In February 2020, I embarked on a research trip to Kaligesing in central Java and initiated a Dolalak dance ritual performance to be filmed. This case study is one of the last remaining group with male dancers, who still transmit the original dance notation from the 1930s. Here are excerpt of the interview with the head shaman of Budi Santoso Dolalak group.

Origins, History and

Hello Mr Jono, can you share with us a brief history of Dolalak?

Assalamu’alaikum warrahmatullahi wabarakatuh / May the peace be with you.

My name is Jono Prawirodirjo. I am from the village of Kaliharjo, Kaligesing, a sub-district of Purworejo in Central Java. I want to share the history of Dolalak as a characteristic of the Kaligesing tradition and generally by people in Purworejo.

The name was not Dolalak at first. At that time, there were some Dutch colonial soliders who were on duty, they make a dance in the “Tangsi” a temporary camp. This dance was chanced upon (observed) by some people from Sejiwan in Purworejo. These people observed the movements of the dance and also the song by the colonial soldiers, and it sounded like “Do La La… Do La La… Do La La…”

At the very beginning, there were three persons who created this dance. But I can only remember two of them at this moment… They are Mr. Duliat and Mr. Cokee…. I forget the last one. These three persons have backgrounds in different fields. One from music, one from dance, and one from poetry. The people of Sejiwan developed the dance ritual from the observations of those three.

The dance was named “Ndolalak”, not “Dolalak”. It was difficult for the Javanese tongue to pronounce “Dolalak”. As time went by, the people of Kaliharjo learned about arts of Dolalak from the Sejiwan people. In 1936, we develop the dance notation and formed the group Budi Santoso. We are the oldest Doalak group that has a complete written history. Our organisation has passed on for seven generation of leaders and I used to be the sixth leader from 1996-2013. It is led by Mr. Bambang from 2013 until now.

Why are you interested in the dance art of Dolalak, Mr. Jono?

Most of people only knew that Do-La-La is musical scale of 1-6-6. They didn’t know any other meaning besides that of the people of Netherlands dancing and singing dolala… dolala… For me personally, I am attracted to Dolalak because I come from the low middle class of people who love the Javanese arts and cultures, such as ketoprak and karawitan (Javanese musical instrument). Then, I stared to learned Dolalak under the guidance of Mr. Bambang and fell in love with it.

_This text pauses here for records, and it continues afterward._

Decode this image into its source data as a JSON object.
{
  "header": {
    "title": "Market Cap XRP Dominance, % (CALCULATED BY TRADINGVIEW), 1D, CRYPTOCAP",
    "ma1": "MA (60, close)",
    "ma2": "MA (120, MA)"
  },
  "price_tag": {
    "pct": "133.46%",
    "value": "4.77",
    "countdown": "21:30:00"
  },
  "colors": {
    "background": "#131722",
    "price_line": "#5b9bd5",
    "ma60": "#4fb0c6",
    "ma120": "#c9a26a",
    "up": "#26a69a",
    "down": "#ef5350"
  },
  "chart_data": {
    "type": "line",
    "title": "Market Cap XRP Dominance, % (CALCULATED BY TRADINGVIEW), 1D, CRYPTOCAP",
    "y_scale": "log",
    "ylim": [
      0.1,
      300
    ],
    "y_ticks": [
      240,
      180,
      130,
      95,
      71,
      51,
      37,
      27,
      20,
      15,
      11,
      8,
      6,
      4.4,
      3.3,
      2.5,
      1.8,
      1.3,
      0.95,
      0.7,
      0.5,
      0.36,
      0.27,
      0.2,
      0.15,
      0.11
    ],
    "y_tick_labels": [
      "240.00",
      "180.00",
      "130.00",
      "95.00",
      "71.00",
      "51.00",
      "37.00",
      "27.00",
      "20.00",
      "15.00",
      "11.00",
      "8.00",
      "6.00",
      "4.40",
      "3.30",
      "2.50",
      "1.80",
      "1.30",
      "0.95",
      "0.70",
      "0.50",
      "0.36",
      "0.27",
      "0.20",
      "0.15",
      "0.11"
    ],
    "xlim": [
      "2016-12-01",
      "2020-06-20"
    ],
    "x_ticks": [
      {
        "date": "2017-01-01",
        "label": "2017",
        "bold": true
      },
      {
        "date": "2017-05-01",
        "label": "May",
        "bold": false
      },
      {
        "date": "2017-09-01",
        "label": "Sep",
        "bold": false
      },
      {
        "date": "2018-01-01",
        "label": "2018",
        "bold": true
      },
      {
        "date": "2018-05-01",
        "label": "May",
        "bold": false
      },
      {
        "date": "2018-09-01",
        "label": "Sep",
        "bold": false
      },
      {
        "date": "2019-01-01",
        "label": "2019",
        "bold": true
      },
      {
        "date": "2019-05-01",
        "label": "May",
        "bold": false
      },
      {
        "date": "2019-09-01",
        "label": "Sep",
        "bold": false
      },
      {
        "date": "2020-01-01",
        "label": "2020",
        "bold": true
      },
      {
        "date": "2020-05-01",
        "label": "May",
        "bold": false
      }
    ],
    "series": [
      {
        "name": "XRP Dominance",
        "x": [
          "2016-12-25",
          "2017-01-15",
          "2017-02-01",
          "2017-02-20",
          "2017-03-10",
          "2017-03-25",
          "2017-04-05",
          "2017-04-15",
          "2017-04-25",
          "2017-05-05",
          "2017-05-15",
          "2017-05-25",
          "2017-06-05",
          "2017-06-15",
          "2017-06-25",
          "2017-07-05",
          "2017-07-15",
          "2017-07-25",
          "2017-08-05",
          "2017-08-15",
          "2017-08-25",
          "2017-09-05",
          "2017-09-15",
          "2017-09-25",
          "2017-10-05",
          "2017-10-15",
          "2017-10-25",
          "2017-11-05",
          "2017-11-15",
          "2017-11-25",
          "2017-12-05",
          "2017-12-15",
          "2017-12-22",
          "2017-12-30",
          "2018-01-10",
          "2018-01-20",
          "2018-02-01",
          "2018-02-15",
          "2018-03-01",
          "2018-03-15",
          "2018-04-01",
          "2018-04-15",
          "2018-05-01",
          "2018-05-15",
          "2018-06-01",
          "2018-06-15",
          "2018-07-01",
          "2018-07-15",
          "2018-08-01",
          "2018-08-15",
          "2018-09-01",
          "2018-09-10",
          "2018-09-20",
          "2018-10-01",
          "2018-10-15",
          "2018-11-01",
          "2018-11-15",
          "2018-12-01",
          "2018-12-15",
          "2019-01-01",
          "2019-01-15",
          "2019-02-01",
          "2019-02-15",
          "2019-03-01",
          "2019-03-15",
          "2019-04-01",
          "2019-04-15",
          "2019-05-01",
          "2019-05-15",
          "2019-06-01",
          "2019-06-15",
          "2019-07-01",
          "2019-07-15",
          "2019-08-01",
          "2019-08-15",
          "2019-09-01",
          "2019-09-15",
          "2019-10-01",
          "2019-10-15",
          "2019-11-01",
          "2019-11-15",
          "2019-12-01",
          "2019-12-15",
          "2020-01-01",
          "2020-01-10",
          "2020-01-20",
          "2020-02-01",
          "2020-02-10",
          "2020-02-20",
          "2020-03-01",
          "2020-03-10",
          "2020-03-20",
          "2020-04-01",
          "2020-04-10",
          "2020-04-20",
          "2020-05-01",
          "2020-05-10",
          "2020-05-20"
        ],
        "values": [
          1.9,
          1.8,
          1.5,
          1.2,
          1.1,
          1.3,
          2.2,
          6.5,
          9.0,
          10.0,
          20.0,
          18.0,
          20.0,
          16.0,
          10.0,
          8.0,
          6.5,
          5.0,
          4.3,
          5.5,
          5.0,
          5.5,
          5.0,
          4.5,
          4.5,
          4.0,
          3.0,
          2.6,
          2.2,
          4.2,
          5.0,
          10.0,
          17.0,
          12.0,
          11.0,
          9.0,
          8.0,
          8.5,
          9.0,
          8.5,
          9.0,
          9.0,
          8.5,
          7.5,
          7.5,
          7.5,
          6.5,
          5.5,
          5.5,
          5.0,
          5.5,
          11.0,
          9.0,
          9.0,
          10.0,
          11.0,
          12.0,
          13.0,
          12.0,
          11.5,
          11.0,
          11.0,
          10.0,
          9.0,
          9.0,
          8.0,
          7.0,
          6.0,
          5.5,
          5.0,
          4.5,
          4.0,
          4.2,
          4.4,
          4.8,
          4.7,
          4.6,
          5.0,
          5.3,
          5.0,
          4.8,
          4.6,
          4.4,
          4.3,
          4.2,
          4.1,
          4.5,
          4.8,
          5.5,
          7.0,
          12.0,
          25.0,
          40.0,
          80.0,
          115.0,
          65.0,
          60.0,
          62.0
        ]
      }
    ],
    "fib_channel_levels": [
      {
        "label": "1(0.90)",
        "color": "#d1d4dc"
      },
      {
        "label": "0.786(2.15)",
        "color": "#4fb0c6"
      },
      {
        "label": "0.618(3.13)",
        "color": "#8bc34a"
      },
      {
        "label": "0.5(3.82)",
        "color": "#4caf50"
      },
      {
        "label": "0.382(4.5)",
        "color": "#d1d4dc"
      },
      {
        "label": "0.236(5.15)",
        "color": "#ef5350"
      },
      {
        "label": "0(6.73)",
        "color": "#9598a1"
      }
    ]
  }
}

Is there any deeper connections of Dolalak with the Dutch colonial history?

We only imitated the movements. Oh, wait… we also imitate the solider uniform. Dolalak’s costume is inspired by the solider uniforms of the Royal Netherlands East Indies Army, which has badges on it, and also has a hat.

Why does Javanese want to dress up as dutch colonial army? Did they assume that white colonial has a higher social class?

The reason is only that the Dutchmen really loved to give food to the indigenous people. Because we cannot communicate well to the Dutchmen, the only connection was to observe what they were doing. That’s it.